My Teaching Philosophy

In August of 2012, I walked into the classroom at the Shodor Education Foundation to begin teaching our two-week workshop for the Shodor Scholars Program. This workshop is the culmination of every Shodor summer and touches on all aspects of Shodor’s computational science curriculum - computational thinking, modeling and simulation, web design and programming. The Shodor Scholars Program is meant to give a small taste of what students can expect if they apply to and are accepted into the Shodor SUCCEED Apprenticeship Program. I started the workshop as usual with an icebreaker and observed a young man in my classroom who seemed to have trouble communicating with his fellow workshop students. That student was on the autism spectrum. Despite his trouble communicating with his fellow students, this young man seemed to thrive on the learning activities in the workshop. His enthusiasm increased with each day as he engaged in hands-on, guided discovery of computational science and learned to build his own predator-prey and disease epidemic models. At the end of the workshop when students were asked to present the results of their group projects, I watched this same student stand in front of a room of his peers and their parents and reflect at length about the outcomes and observations of the model he and his group had developed. The profound nature of this experience and so many like it during my time at Shodor have shaped me as an educator. The impact that this type of learning activity had on my students’ engagement and depth of understanding ultimately led to my pursuit of a doctorate in Learning Design and Technology with a goal of training others to incorporate similar approaches into their own classroom practices.

Through my experiences as an informal educator at Shodor, I have come to believe that today’s technology, correctly harnessed, can create authentic learning environments wherein students can engage in sense-making. I embrace the tenets of Seymour Papert, who believed that technology was a powerful medium for developing understanding of abstract concepts. For this reason, my teaching philosophy is grounded in the premises of constructionism and situated learning theory. I believe that learning: 1) is an active process fundamentally situated within authentic activities; 2) is both social and collaborative; and 3) benefits from opportunities for reflection.

Seymour Papert asserted that “telling children how scientists do science does not necessarily lead to far-reaching change in how children do science.” Like Papert, I believe that learning involves engagement in authentic tasks, experimentation with an environment that provides similar contextual constraints, and is especially facilitated by the creation of personally meaningful artifacts. When introducing computational modeling to middle grades students, I often begin with the spread of disease as a domain area. Because students are typically familiar with how an interaction between two human beings can result in the transmission of an illness, this domain allows me as an instructor to build on what the students bring to the lesson. As we add complexity to the model, the students are often surprised when including doctors does not reduce the number of people infected. Their expectation is built upon their cultural context that doctors, in simplistic terms, reduce illness. For these students, the addition of doctors should result in reduced numbers of infected individuals and they “ignore” the fine-grained detail that doctors use medications to treat illness.
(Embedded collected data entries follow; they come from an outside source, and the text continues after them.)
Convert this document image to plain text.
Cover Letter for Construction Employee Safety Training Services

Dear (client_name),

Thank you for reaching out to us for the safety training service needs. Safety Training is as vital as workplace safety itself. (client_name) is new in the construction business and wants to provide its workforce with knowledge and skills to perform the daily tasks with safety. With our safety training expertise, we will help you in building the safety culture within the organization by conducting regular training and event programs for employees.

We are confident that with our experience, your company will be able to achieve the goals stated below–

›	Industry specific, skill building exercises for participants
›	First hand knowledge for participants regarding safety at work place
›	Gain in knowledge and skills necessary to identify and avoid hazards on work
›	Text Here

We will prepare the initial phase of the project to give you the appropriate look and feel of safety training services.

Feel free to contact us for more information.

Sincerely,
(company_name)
I use this classroom activity of experimentation with a computational model of disease spread to help students engage in the authentic tasks employed by scientists. Through this activity my students examine their expectations of how disease should spread and then make observations of the outcomes. When the observed results of their model do not match their expectations, I ask them to reflect on the possible reasons for this. Inevitably through this reflection, students will start to interpret the results by realizing that the doctors in their model did not have medications to treat the illness. In this way, my students are able to construct a meaningful interpretation of the results of their computational model and develop an understanding of the underlying scientific concepts. They are then able to put their new conceptual knowledge into practice by creating new computational models based on a scientific phenomenon that interests them.
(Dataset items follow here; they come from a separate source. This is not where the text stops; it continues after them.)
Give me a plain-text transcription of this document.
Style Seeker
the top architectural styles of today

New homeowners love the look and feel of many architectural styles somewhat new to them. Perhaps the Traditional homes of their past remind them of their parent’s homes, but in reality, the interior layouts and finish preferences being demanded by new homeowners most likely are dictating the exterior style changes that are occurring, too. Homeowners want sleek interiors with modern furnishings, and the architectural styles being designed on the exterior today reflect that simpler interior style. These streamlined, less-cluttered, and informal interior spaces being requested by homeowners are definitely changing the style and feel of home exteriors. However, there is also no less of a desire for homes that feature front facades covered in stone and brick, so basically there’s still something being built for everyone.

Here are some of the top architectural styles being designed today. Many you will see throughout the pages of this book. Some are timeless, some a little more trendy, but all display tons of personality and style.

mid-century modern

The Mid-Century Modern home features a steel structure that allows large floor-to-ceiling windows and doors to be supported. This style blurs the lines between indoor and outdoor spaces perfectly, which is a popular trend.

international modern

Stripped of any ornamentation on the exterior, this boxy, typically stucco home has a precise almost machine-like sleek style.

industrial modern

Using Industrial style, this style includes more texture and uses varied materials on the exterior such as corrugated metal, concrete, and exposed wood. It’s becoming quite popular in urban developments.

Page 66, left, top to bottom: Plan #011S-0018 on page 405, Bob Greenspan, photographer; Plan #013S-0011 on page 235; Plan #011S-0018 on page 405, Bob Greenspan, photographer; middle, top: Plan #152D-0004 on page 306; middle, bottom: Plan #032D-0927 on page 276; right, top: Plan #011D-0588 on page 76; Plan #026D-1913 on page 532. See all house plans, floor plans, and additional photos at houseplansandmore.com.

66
Whereas this example shows the hands-on, problem-based approach I typically take with middle and high school students, it is the approach I seek to employ with all my students. That is, I aim to provide all students with learning activities that elicit their prior knowledge and engage them in authentic tasks that foster the development of new knowledge. For example, in the professional development workshops I lead for in-service educators and university faculty, I also follow a hands-on approach by having them participate in the same learning activities and investigations they might employ with their own students. This facilitates an opportunity for them to experience the investigation cycle of expectation, observation, and reflection as learners themselves. Recognizing the importance of multiple practice for situated learning, I also have workshop attendees work collaboratively to develop their own curricular materials that employ constructionist and situated pedagogical approaches.

By drawing from these tenets of Lave and Wenger, I seek to build a classroom culture for my students that fosters a community of practice. This culture acknowledges that each student, as an individual, brings their own funds of knowledge to the classroom which are built on personal, prior experiences. To accomplish this community of practice and foster reflection on their work, I use a variety of small- and large-group discussion formats in the classroom, including think-pair-share activities and jigsaw groups. These discussions benefit from the personally meaningful artifacts, or “objects-to-think-with” as Papert called them, that students have created. They allow my students to engage in critical self-reflection on their own practice as well as invite critique from their peers. My teaching seeks to build an inclusive environment where students are invited to share their ideas and engage with their peers. In this way, I hope to promote an atmosphere where students’ participation in a community of practice fosters their sense of belonging and their growth from novices to experts.